La valeur migre vers la connaissance

Depuis deux décennies, le marché valorise principalement les plateformes. Les appels d'offres portent sur les LMS, l'expérience utilisateur, les fonctionnalités, les tableaux de bord ou les capacités d'intégration. L'IA déplace progressivement le regard. Deux entreprises peuvent disposer des mêmes modèles d'IA, des mêmes infrastructures et des mêmes logiciels. En revanche, elles ne disposent pas du même patrimoine de connaissances. Certaines ont documenté leurs métiers pendant vingt ans, capitalisé les retours d'expérience, formalisé les savoir-faire critiques et entretenu leurs référentiels. D'autres beaucoup moins. À l'heure des agents IA, cet écart pourrait peser davantage que les différences technologiques. Alors que les technologies tendent à se standardiser rapidement, ces éléments deviennent des facteurs de différenciation beaucoup plus difficiles à reproduire. Cette promesse a toutefois une condition : que les contenus soient fiables, actualisés et suffisamment structurés pour alimenter efficacement les futurs assistants métiers. La valeur se déplace ainsi de l'outil vers la connaissance. Le logiciel risque de se banaliser plus vite que le savoir qu'il exploite.

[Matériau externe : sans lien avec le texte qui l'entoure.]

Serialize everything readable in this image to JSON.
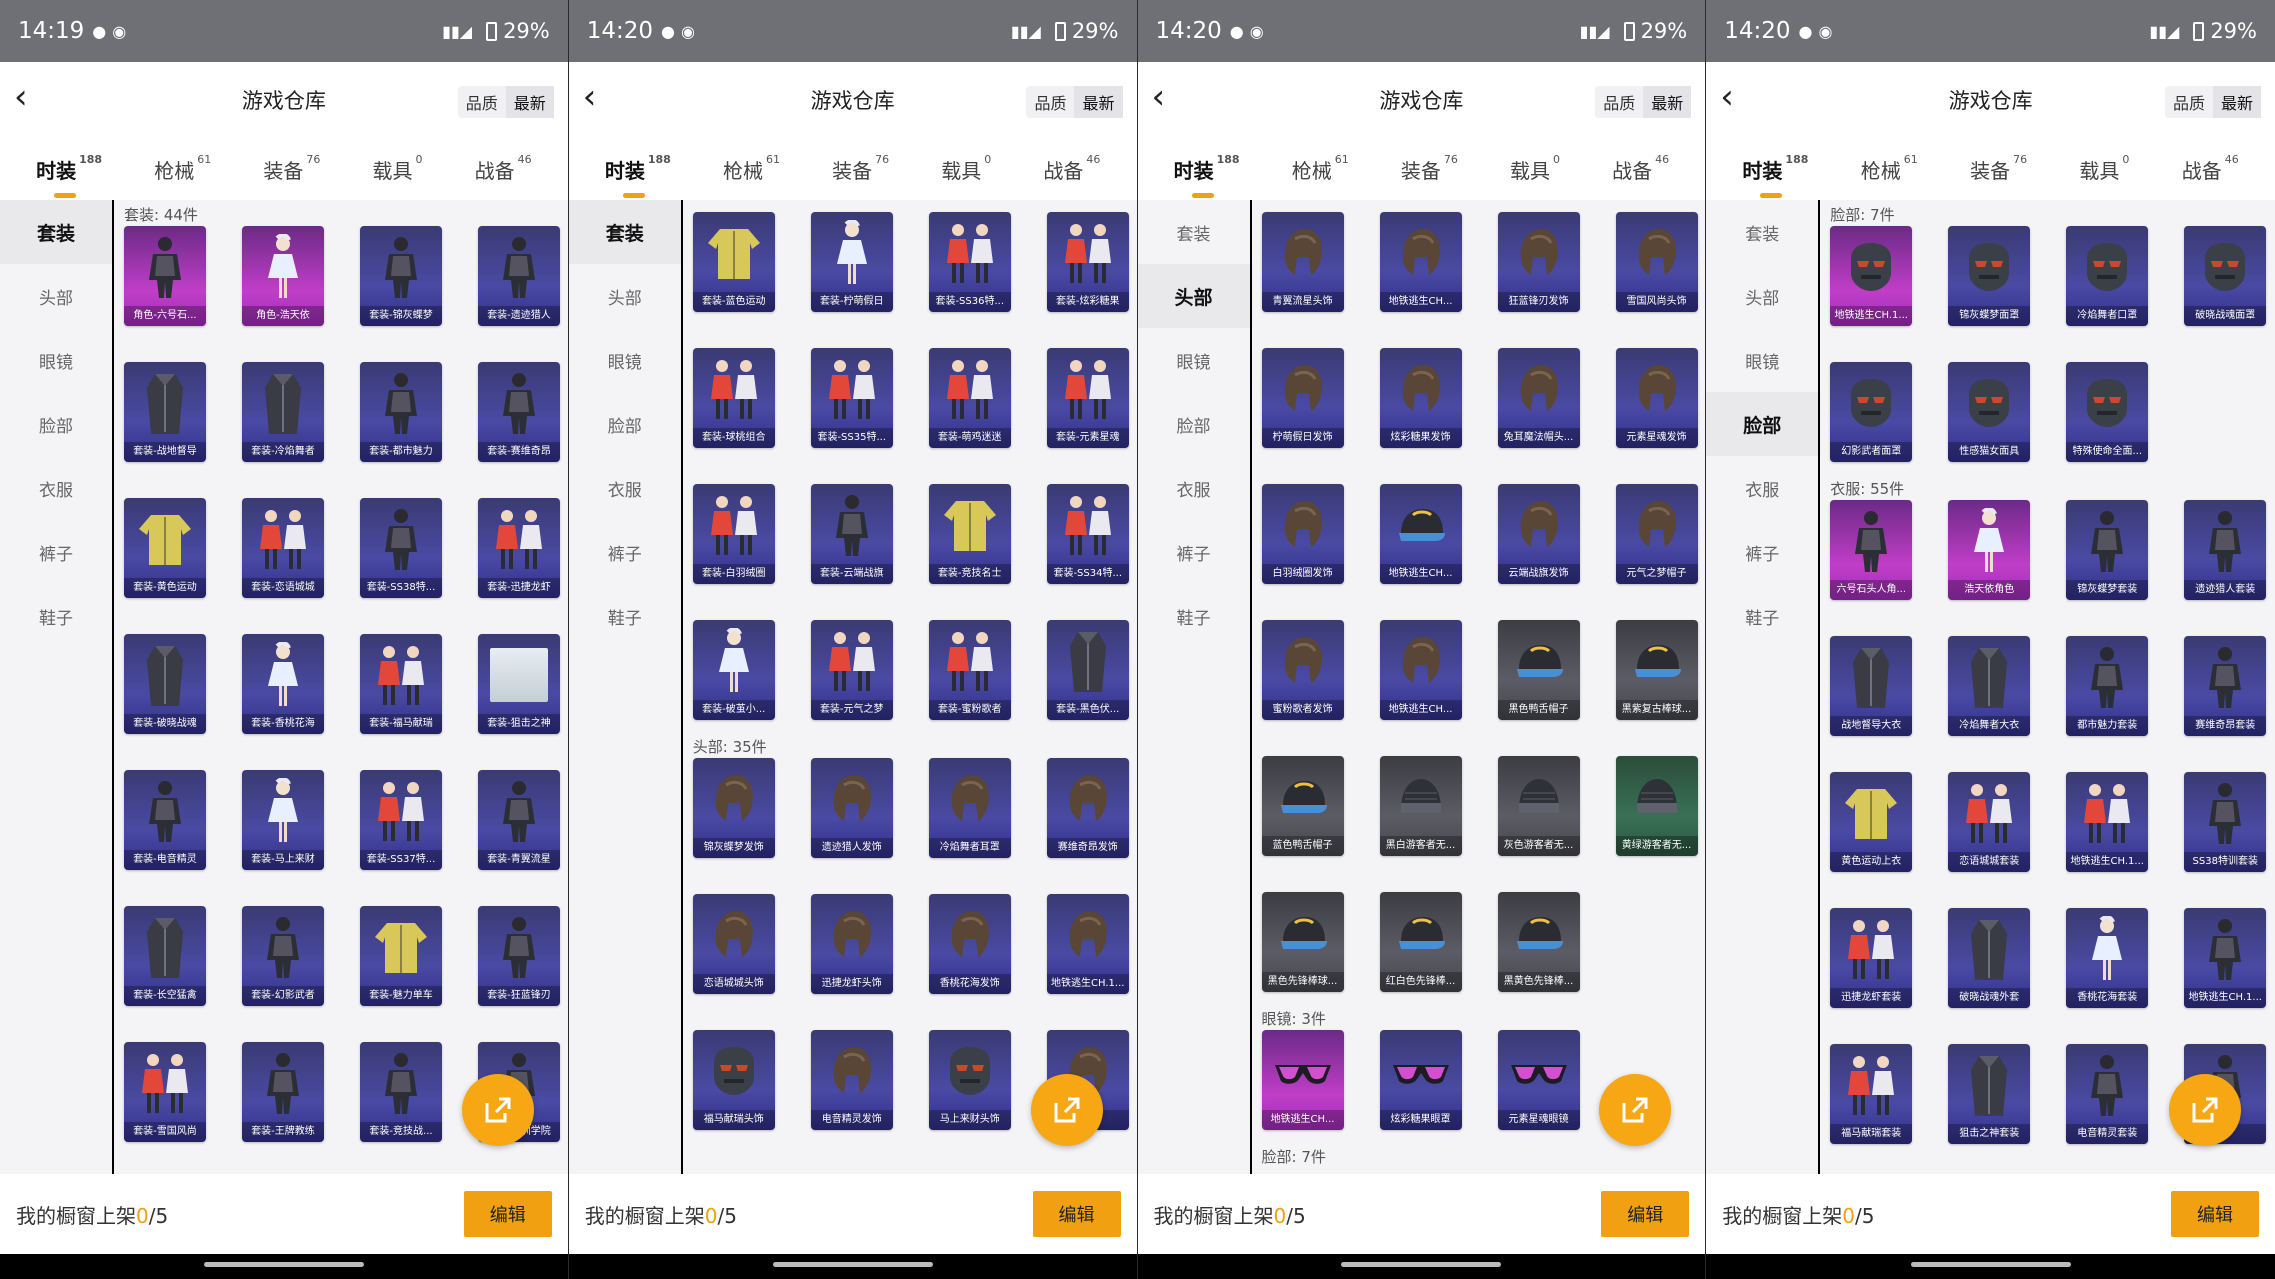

Une responsabilité nouvelle pour les équipes formation

La plupart des acteurs du learning continuent naturellement à considérer les contenus comme des ressources destinées à l'apprentissage. Cette mission demeure essentielle. Elle n'est simplement plus la seule. Les entreprises qui déploient aujourd'hui des agents IA découvrent progressivement une réalité nouvelle : la qualité des réponses produites dépend largement de la qualité des connaissances disponibles. Un assistant performant repose moins sur la sophistication du modèle que sur la fiabilité des contenus qui l'alimentent. Cette situation place les responsables formation dans une position inattendue. Ils ne gèrent plus seulement des parcours, des catalogues ou des ressources pédagogiques. Ils administrent une partie du capital cognitif de l'entreprise. L'enjeu dépasse désormais la formation pour toucher à la productivité, à la transmission des savoirs critiques, à la préservation de la mémoire organisationnelle et à la capacité de l'entreprise à exploiter efficacement l'intelligence artificielle. Pendant des années, les entreprises ont considéré leurs contenus de formation comme des ressources pédagogiques. Les agents IA les révèlent sous un autre jour : celui d'un patrimoine de connaissances exploitable à grande échelle. Certaines organisations découvriront peut-être que l'un de leurs actifs les plus précieux se trouvait déjà dans leurs catalogues de formation.